Ur so right! Diffy-Q has its uses, but analog was too advanced for us to grok so we had to settle for it. Newton 'discovered' gravity, and calculus, then found out how useful calc was!
Non-linear? Hella faster! Nature went with analog long ago. No analog, no music!
Isn't that what FPGAs are for?
Are FPGAs particularly suited to solving PDEs? I just did a search and there seem to be some papers discussing implementing various PDE solving algorithms on FPGAs, but I'm not sure if it's a task uniquely suited to them.
Probably not especially. But aren't they basically wires burnt in circuit, made programmable via (UV?) light.
They're still digital (a wire is either 0 or 1), which isn’t more useful for this than a regular CPU.
What they do excel in is doing stuff in parallel, because there is no linear list of instructions, everything can happen at the same time (unless you specifically block something until a certain signal is sent).
Maybe you're thinking of EPROMs? I can't think of anything else that you'd need UV light for. Even then the UV was used to erase them, not write.
Modern FPGAs don't use UV light, but maybe earlier ones did? As you say, EEPROMs used UV for erasing before writing again.

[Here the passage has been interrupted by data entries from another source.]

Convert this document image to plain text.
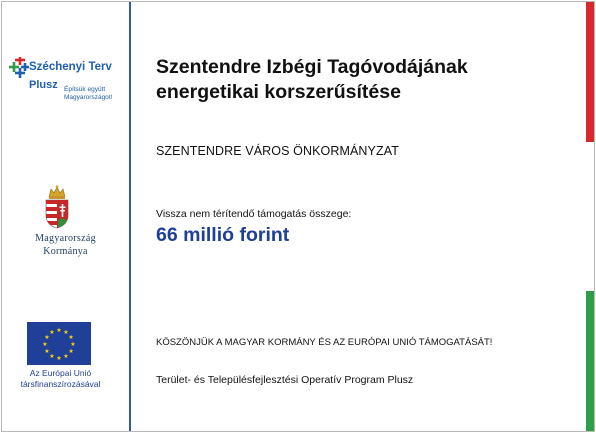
Széchenyi Terv
Plusz Építsük együtt
Magyarországot!
Magyarország
Kormánya
★ ★
★
★
★
★
★
★
★
★
★
★
Az Európai Unió
társfinanszírozásával
Szentendre Izbégi Tagóvodájának
energetikai korszerűsítése
SZENTENDRE VÁROS ÖNKORMÁNYZAT
Vissza nem térítendő támogatás összege:
66 millió forint
KÖSZÖNJÜK A MAGYAR KORMÁNY ÉS AZ EURÓPAI UNIÓ TÁMOGATÁSÁT!
Terület- és Településfejlesztési Operatív Program Plusz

...now i'm getting confused. Those chips with the round window in the center, what were they again?
No. Modern FPGAs do not use any UV light or have any windows. For storage they use flash memory (same as what's used in MicroSD cards, USB sticks and SSDs). Some (most?) require you to provide this yourself externally.
Old EPROM (not EEPROM) storage had windows and needed UV to erase, but that's decades old. I'm not sure if FPGA was common nomenclature back then (PAL/GAL/CPLD were probably the market).
Tbf, the pinball machine is not really the same as an analog computer, it uses relays in the same way that a modern computer uses a transistor. There is no continuously variable part, just lots of on/offs.